Article Originally Published: February 2006
The information contained in this article is not intended to be legal advice. Readers should not act or rely on this information without consulting an attorney.
As a person managing a trucking operation, your role in truck accident or personal injury claims is limited, isn’t it? You didn’t drive the truck. That was your driver’s job. And you don’t handle the litigation, that is your lawyer’s job.
So, if something goes wrong, no one can say it is your fault, right?
Well, maybe not.
There is a period between the time the truck hits the fender and the summons hits your desk when what you do (or fail to do) can significantly affect litigation results. That does not mean there is something you can do to turn bad facts into good. But, through the magic of lawyers’ arguments, good facts can become suddenly bad based entirely on things you did or did not do before litigation even starts.
Say hello to “spoliation.”
Spoliation is the term lawyers use to describe a party’s failure to preserve and produce evidence. In almost all jurisdictions, if a court decides a party failed to preserve documents or things which could have been relevant to the resolution of disputed facts, sanctions can be imposed. The least of these is allowing the jury to assume that the missing evidence would have been adverse to the party failing to preserve and produce it.

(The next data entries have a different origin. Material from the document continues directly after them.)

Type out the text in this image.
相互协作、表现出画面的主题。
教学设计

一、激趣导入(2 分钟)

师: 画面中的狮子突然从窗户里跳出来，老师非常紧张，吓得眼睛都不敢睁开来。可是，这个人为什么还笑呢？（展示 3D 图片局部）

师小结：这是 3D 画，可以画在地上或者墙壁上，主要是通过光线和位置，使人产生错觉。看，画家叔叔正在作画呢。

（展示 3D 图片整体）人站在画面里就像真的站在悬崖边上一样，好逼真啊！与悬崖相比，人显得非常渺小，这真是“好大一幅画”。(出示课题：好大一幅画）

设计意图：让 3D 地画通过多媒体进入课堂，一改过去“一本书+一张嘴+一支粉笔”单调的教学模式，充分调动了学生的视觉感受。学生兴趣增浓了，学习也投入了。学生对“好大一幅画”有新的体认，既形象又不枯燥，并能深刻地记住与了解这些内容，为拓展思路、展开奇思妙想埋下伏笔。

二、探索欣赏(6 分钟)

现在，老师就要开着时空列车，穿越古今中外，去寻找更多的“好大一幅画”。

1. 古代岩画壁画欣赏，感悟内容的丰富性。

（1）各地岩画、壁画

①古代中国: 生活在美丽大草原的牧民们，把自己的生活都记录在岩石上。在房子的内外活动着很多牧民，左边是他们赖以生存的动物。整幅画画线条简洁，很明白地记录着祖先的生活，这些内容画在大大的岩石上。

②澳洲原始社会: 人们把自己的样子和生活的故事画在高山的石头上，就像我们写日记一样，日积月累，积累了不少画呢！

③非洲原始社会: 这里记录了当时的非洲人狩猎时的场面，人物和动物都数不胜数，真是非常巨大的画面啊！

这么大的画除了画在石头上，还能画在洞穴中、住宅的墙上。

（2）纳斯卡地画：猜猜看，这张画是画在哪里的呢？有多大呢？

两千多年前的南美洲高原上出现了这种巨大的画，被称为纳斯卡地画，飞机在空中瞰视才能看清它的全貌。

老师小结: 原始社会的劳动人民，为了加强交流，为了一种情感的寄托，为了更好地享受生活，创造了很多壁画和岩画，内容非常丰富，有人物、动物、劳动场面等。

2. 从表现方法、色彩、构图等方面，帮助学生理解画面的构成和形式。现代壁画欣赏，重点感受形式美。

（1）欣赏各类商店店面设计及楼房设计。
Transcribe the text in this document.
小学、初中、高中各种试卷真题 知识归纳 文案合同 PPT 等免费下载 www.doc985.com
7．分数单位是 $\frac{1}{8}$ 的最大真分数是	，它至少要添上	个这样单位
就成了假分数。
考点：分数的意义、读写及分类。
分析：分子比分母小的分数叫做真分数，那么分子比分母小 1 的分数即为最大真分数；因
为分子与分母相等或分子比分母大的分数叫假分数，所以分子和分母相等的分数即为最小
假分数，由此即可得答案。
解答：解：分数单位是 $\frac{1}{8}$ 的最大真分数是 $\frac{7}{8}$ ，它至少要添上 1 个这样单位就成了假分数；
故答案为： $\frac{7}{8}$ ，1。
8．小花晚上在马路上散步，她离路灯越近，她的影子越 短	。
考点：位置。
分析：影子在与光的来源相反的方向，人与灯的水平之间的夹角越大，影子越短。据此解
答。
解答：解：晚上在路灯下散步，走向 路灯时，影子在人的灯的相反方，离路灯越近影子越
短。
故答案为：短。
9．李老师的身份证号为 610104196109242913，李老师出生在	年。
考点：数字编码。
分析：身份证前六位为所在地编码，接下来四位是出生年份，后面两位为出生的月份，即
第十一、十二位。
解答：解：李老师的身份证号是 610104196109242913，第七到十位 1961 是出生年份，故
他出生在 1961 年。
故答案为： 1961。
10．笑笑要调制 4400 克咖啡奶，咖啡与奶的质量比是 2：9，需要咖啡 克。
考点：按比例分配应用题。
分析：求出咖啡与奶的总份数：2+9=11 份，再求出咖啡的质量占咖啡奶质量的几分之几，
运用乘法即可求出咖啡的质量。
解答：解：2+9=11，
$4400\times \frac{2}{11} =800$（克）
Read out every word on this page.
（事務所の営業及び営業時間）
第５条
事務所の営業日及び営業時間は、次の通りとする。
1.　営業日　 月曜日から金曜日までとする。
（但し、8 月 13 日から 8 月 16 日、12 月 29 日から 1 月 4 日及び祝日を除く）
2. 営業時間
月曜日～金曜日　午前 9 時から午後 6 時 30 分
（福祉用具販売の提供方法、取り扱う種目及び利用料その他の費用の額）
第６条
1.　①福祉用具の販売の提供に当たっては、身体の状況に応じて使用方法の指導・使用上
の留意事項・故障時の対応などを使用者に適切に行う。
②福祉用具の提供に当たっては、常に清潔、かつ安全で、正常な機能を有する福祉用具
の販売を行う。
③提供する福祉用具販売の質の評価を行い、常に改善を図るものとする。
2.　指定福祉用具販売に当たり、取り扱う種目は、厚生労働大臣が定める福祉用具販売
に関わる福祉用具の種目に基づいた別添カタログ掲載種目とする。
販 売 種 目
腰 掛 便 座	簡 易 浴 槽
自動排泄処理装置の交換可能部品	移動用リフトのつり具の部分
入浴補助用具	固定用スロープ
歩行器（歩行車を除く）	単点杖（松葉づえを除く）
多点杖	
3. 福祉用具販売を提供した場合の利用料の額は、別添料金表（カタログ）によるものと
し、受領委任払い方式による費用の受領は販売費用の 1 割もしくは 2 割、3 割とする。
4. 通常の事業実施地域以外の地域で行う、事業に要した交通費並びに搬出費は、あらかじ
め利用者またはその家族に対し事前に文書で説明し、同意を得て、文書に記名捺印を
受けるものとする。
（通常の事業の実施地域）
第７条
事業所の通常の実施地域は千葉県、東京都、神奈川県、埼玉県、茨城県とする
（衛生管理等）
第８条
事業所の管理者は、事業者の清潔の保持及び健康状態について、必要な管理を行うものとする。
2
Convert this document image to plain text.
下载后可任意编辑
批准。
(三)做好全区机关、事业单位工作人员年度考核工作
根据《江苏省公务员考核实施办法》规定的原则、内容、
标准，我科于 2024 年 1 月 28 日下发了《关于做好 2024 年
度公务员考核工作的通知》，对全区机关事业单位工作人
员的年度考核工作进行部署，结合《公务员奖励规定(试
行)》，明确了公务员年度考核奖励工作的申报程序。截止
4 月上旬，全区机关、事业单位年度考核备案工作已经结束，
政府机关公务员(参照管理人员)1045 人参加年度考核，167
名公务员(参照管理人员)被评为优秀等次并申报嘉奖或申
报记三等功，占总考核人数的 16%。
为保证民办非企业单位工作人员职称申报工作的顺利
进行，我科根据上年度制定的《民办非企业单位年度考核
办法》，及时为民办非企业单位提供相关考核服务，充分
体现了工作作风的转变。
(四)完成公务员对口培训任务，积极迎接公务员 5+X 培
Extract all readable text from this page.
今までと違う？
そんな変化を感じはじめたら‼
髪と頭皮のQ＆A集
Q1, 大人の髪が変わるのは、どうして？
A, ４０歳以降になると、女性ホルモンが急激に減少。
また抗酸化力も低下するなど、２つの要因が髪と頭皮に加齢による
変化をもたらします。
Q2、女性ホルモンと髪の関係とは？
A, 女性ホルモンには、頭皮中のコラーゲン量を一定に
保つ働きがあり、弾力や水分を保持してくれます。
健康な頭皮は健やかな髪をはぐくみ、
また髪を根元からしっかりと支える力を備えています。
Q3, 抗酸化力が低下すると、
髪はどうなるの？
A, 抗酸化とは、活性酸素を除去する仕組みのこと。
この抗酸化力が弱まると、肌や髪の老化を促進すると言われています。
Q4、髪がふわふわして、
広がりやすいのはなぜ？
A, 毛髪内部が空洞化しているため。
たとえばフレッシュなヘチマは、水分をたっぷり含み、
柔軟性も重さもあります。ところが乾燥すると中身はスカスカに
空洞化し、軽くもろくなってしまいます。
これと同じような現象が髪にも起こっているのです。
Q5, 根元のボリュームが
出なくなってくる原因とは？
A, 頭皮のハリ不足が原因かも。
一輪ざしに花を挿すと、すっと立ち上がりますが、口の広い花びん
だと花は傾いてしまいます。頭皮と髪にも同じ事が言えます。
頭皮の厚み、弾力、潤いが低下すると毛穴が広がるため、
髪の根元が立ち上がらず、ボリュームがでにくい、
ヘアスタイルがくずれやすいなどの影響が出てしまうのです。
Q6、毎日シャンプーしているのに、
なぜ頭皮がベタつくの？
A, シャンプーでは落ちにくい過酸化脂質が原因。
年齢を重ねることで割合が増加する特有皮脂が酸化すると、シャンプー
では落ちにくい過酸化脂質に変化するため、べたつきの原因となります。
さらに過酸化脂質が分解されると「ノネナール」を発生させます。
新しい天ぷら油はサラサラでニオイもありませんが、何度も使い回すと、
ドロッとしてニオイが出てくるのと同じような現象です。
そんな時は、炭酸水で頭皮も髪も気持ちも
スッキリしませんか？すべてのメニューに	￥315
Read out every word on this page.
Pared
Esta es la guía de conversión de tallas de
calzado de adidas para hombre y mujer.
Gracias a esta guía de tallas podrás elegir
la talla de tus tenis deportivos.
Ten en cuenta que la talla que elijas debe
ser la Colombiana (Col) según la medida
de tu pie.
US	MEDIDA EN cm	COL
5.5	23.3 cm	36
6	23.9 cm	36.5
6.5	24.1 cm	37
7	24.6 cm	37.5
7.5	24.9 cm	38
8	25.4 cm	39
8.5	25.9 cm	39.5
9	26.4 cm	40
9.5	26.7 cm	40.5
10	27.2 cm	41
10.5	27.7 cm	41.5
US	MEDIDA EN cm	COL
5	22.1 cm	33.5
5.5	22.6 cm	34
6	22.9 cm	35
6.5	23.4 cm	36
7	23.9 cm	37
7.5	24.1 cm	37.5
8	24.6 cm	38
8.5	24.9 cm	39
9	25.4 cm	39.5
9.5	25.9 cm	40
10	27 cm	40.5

Other sanctions are even more injurious, including barring the offending party from introducing its own evidence on involved issues, or even barring certain of that party’s claims and defenses.
The duty to preserve and produce evidence does not require that litigation be already started, and sanctions do not require proof of a specific intent to destroy evidence. In most jurisdictions, including Michigan, it is enough that the party knew or should have known that litigation was possible and thereafter failed, for whatever reason, to take affirmative steps to identify and preserve potentially relevant evidence.
A letter from a plaintiff’s attorney investigating a claim or merely announcing retention would likely give rise to the duty to preserve evidence. Even without explicit or implicit threat of litigation, the duty may arise from simple knowledge of the accident’s seriousness. Destruction or purging of records or data as part of a bona fide internal retention schedule is probably not going to be a defense. These are times and events typically predating involvement of any attorney on your behalf, meaning that the responsibility for determining whether there is a need to start identifying and preserving possibly relevant evidence falls to you.
The “spoliation” concept is not new. In one form or another it has been around at least as long as paper records and fireplaces. But technological advancements have served both to expand the categories of materials coming within the rule’s requirements, as well as to increase the variety of ways which even the most careful of managers can inadvertently trip over those requirements.
In the not so distant past, materials or data that a motor carrier may have possessed relating to an accident would have been limited to the standard items created and retained in response to the DOT regulations. Records of Duty Status, such as driver logs and supporting trip tickets, toll and fuel receipts, as well as driver qualification and equipment maintenance records, would have been pretty much it.
Technology has changed this, however. In addition to traditional RODS, almost all carriers now produce, receive or have control over a flood of data in electronic format: computer data files, emails, data from satellite tracking systems, cellular system records, etc. And, today’s vehicles generate a wealth of data, all of which may arguably contain evidence of discrete events at the time of an accident, including data from onboard electronic control modules, trip readers, weigh-in-motion systems, and collision avoidance and warning systems.
It is, therefore, essential for carrier management to create and implement a reliable plan of evidence preservation, triggered before litigation ever begins, and reflecting both the reality of the spoliation rule’s reach and the increased complexities of today’s data generation and retention systems.